I had difficulty trying to make the file bigger, so I decided to just print out the lower order digits of the sum of all the hashes, since I was paranoid that the compiler would optimize everything away if I didn’t use the values. I didn’t want tons of cout calls since that would have dwarfed the rest of the program and hid the variance.
Most other programs were kept closed, especially those more likely to have spikes in resource usages. On the remote server, this was not something that could be controlled, but in both cases, an attempt to control interfering load was made by simply taking many, many trials.
Runtimes:
x86_64 (Fedora VM)
The vast majority of runs ran between 1150-1160 ms. There were some under or over. Although most ran in this range, only once out of about 20 runs did it go below 1150 ms. I’m confident that this lower bound is somewhat close to our ideal runtime, since the variance seems to be in only one direction. We will then say that the total runtime is about ~1155 ms (for the purpose of comparison, later).
ARM (Aarchie server)
The bulk of runs ran around 700ms, but at times there were some results in the 750-780 ms ranges. I believe based on timing, the higher cases were when someone else was trying to use the system. I say this because otherwise, I would have a expected a more even distribution of the results. There weren’t many 720 – 740 ms times, which would be expected if it were up to normal variance. I choose to take the smaller cluster of results as a rough estimate of the runtime on Aarchie (~700ms), since that suggest the least interference.
Perf
The perf report on x86 typically looked like this:
If you look closely, a lot of the time spent on this program is unrelated to CityHash. It was difficult to isolate CityHash behaviour just looking at this, so I will end up paying more attention to the graph. You can still see CityHash among the functions called (runtime about 1-2%), as well as HashLen0to16 (runtime usually 3-4%). Perhaps the call graph will illuminate more.

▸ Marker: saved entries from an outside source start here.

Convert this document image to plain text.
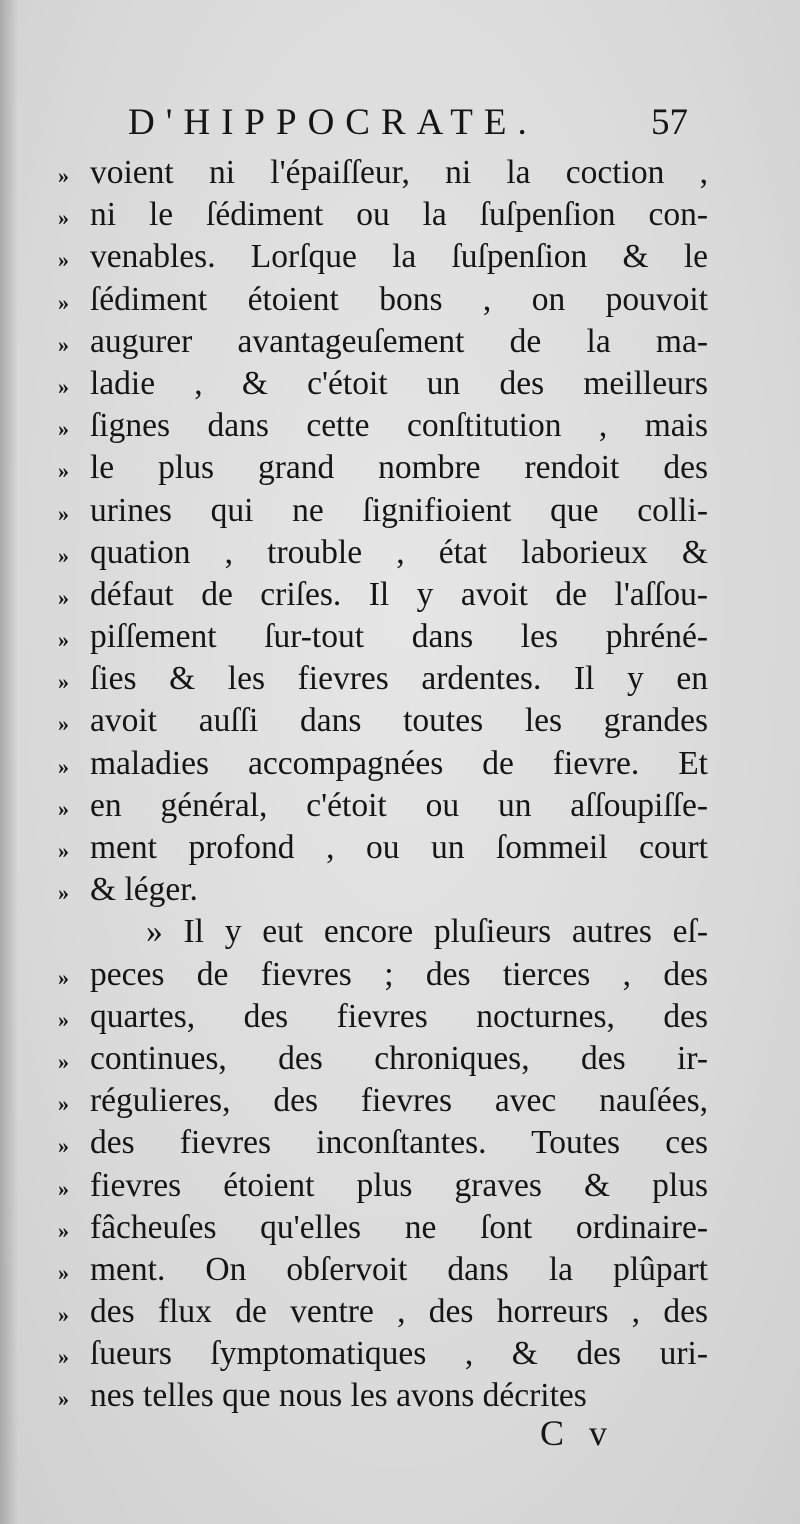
D'HIPPOCRATE.	57
» voient ni l'épaiſſeur, ni la coction ,
» ni le ſédiment ou la ſuſpenſion con-
» venables. Lorſque la ſuſpenſion & le
» ſédiment étoient bons , on pouvoit
» augurer avantageuſement de la ma-
» ladie , & c'étoit un des meilleurs
» ſignes dans cette conſtitution , mais
» le plus grand nombre rendoit des
» urines qui ne ſignifioient que colli-
» quation , trouble , état laborieux &
» défaut de criſes. Il y avoit de l'aſſou-
» piſſement ſur-tout dans les phréné-
» ſies & les fievres ardentes. Il y en
» avoit auſſi dans toutes les grandes
» maladies accompagnées de fievre. Et
» en général, c'étoit ou un aſſoupiſſe-
» ment profond , ou un ſommeil court
» & léger.
» Il y eut encore pluſieurs autres eſ-
» peces de fievres ; des tierces , des
» quartes, des fievres nocturnes, des
» continues, des chroniques, des ir-
» régulieres, des fievres avec nauſées,
» des fievres inconſtantes. Toutes ces
» fievres étoient plus graves & plus
» fâcheuſes qu'elles ne ſont ordinaire-
» ment. On obſervoit dans la plûpart
» des flux de ventre , des horreurs , des
» ſueurs ſymptomatiques , & des uri-
» nes telles que nous les avons décrites
C v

Strangely enough, the perf report on ARM calculated the values differently. The x86 doesn’t seem to show main or _start, which would be the proper head of the hierarchy at 96% time spent.
Call Graph:
Below is an example of one of the call-graphs, cropped to the relevant parts. Since We don’t really care about the other parts of my program (which just deals with preparing the strings from the input file and such) we can compare relative sizes of these. I’m not sure why CityHash64 is split into two calls, but HashLen0to16 is not lower in the hierarchy than CityHash64, either. My expectation is that it should be called by CityHash, and not by main. I’m not really sure what to make of this.
I was hoping to get a percentage value for the runtime of CityHash out of the total runtime for benchmarking program, but this seems too messy to resolve right now. So, I will stick to the total-runtime approach until it is fixed. Assuming all of the startup and string-related wizardry remains untouched, I am willing to bet that any optimizations I make will directly reduce the total runtime of the program. It will be impossible to tell how much faster I made the hash relative to itself, but hopefully by then I can produce a more accurate percentage value to compare it with.